A motorcycle chain comprises two precision ground pins peened at each end as a rivet, two bushes, two rollers and two side plates. A further pair of outer side plates join each link to the next link. In O ring chain a round seal is fitted on the pin between the plates to retain lubricant. The seal is contoured for less drag in X ring chains.
The Number of links is measured by the number of pitches, which is the gap between each pin or rivet and includes a Spring/clip or Rivet link to give an even number.
Please note that we supply lengths of chain to fit standard sprockets. When using sprockets with 2 or more extra teeth a chain with more links is often needed. Feel free to call for any assistance.

Metric Dimensions

Chain Pitch Width Roller Diameter
415 12.70mm 4.88mm 7.75mm
420 12.70mm 6.35mm 7.75mm
428 12.70mm 7.75mm 8.51mm
520 15.88mm 6.35mm 10.16mm
525 15.88mm 7.85mm 10.16mm
530 15.88mm 9.53mm 10.16mm
532 15.88mm 9.53mm 11.10mm
630 19.05mm 9.53mm 11.91mm
632 19.05mm 9.66mm 12.68mm

Side plate thickness varies with grade and make of chain. As a rule, 1.5 to 2.6 mm. It is important for safety to join chain with the manufacturers correct Rivet Soft Link or Split Spring Link.
Size, Manufacturer, and grade are often stamped on some of the side plates.

British Classic Chain Sizes and Modern Equivalents

Classic Size Reynolds No Equivalent
1/2 x 3/16 Inch 110044 Similar Modern 420 - See Below
1/2 x 5/16 Inch 110046 Modern 428
5/8 x 1/4 Inch 110054 Modern 520
5/8 x 3/8 Inch 110056 Modern 530

BSA/Triumph Bantam/Cub and similar earlier lightweight British motorcycles need a Original 1/2 X 3/16 inch chain. This is because metric equivalents, although having the same pitch has different size rollers which will not correctly seat into the sprockets and will very quickly knock the tops off the sprocket teeth.
Many British bikes do not have sufficient clearance to fit Modern heavy-duty chains which tend to have very wide side plates.
Some British Classic bike run chains with an odd number of links. This is made possible by a special half link.
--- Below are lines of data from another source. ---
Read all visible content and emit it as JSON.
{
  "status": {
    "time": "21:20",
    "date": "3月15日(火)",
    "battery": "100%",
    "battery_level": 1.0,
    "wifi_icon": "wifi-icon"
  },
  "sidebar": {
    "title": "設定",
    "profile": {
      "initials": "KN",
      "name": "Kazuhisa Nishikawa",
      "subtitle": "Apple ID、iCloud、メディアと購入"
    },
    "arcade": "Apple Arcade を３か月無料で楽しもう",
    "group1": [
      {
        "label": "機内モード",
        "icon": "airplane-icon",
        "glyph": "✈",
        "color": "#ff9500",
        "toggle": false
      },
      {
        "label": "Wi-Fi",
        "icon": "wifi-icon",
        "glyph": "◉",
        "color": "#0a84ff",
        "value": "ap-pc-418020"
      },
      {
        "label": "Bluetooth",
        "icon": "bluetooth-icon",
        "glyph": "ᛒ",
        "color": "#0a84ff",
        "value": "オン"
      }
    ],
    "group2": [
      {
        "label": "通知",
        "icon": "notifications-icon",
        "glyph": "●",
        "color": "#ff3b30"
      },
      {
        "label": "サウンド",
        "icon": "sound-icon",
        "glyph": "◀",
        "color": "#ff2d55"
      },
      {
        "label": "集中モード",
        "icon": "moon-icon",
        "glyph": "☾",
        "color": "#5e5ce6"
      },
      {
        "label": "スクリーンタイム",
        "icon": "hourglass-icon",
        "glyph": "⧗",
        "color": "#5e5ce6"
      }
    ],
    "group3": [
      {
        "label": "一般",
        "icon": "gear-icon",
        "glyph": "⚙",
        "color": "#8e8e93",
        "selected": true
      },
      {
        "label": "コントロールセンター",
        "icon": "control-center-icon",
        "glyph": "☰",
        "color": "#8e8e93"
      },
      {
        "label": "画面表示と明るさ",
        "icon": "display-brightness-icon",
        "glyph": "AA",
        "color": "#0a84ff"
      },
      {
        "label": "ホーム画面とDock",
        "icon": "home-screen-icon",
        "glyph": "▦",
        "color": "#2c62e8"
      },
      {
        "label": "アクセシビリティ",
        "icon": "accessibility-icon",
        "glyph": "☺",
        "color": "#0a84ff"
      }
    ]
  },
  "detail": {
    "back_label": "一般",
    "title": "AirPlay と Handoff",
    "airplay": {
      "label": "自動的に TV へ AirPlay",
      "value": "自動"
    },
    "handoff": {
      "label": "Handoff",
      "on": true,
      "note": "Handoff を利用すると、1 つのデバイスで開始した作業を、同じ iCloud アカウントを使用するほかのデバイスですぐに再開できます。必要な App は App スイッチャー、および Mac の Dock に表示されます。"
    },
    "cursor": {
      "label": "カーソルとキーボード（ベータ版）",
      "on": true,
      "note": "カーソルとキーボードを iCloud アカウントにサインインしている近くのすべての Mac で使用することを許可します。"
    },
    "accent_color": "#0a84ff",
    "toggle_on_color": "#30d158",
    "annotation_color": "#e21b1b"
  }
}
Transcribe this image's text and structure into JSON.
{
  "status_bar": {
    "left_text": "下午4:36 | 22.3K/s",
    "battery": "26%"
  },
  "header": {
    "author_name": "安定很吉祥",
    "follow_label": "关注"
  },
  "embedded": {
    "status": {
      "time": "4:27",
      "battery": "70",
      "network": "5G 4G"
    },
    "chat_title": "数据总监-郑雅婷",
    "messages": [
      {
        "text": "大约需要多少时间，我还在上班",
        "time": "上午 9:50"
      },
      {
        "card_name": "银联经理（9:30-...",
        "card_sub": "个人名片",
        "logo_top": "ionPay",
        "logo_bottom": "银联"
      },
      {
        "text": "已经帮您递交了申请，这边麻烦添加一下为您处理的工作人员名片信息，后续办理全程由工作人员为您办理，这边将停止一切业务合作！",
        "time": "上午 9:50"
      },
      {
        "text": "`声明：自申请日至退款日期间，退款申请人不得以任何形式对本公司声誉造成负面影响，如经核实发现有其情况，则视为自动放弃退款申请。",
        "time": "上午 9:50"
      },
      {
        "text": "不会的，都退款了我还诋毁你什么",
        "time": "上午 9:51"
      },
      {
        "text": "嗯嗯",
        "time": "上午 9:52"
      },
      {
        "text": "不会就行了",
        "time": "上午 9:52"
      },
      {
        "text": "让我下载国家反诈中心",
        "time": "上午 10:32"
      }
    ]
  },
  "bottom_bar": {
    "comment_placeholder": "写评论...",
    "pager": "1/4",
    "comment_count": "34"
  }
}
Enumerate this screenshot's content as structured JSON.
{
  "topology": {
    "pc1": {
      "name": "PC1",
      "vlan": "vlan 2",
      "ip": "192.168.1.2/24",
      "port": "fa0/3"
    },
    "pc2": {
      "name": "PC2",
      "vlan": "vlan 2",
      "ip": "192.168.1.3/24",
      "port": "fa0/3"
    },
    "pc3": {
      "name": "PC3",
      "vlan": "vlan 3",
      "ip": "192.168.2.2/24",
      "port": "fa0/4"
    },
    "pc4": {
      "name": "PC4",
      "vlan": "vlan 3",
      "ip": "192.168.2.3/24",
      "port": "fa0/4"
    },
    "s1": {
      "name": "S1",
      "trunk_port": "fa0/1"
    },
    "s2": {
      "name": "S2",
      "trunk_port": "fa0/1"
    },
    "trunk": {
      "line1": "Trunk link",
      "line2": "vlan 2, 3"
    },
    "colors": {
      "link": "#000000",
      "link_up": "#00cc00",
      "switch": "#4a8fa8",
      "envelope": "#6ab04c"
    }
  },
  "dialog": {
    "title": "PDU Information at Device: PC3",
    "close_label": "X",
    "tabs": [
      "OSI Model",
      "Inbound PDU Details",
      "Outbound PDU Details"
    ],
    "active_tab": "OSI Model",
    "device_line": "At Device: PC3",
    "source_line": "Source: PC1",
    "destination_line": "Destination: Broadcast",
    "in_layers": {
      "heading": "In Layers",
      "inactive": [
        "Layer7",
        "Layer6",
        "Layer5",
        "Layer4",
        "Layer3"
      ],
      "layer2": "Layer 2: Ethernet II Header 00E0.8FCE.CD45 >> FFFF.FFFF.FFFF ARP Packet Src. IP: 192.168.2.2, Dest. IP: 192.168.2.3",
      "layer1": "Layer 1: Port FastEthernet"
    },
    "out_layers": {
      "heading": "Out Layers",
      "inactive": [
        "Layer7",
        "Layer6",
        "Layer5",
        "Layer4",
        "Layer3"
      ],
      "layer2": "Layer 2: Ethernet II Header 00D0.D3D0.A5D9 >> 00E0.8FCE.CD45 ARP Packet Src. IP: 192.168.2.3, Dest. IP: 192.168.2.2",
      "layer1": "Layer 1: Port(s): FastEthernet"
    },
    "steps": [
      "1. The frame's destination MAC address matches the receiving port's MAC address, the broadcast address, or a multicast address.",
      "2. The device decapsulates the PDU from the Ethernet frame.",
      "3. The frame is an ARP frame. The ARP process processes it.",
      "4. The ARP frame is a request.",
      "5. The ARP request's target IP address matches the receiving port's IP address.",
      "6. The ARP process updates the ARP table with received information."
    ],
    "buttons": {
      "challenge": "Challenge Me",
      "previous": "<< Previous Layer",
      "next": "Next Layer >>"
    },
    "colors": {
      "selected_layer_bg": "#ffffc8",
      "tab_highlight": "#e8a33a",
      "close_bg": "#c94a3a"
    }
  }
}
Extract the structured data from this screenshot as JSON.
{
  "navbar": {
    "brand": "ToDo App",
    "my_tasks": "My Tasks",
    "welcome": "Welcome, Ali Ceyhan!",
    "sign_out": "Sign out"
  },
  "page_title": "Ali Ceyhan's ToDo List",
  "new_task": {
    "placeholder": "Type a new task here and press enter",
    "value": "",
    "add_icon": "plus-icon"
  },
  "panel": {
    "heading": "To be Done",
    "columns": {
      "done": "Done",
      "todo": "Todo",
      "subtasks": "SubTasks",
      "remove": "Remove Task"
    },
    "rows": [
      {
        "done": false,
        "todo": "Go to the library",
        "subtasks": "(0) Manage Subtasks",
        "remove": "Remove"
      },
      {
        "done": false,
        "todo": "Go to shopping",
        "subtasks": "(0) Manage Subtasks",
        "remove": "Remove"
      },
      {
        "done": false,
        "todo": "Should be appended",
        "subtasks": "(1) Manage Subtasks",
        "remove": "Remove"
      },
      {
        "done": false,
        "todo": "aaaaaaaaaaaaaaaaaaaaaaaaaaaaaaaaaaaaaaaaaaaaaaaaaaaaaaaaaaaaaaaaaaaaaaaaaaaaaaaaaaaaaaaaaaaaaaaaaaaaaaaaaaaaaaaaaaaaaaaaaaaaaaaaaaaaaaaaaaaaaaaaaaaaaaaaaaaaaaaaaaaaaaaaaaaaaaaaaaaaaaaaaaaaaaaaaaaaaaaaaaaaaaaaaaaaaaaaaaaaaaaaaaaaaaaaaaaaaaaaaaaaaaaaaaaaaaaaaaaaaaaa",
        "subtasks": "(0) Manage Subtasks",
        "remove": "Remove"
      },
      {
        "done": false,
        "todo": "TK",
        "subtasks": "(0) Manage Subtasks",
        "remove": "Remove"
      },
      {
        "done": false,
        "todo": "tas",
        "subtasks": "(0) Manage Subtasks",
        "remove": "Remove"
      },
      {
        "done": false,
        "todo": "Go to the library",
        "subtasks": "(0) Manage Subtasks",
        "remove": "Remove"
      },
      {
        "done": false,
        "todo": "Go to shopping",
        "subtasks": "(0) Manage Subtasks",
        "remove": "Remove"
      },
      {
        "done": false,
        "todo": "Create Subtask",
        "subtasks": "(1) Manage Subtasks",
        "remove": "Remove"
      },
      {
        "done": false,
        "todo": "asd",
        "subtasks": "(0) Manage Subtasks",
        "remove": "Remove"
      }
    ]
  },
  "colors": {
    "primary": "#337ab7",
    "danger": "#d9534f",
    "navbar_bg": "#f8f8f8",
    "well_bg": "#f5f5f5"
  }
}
What's the Difference Between 50 and 530 Chains?

Nowadays there is little to no difference between 50 and 530 chains, but the difference originated from where 50 chains were used in industrial applications whereas 530 chains were used primarily for transport and vehicles. Therefore 50 chains were traditionally more durable but heavier and more expensive. To avoid confusion many chains these days are in fact marked as 50 (530) chains.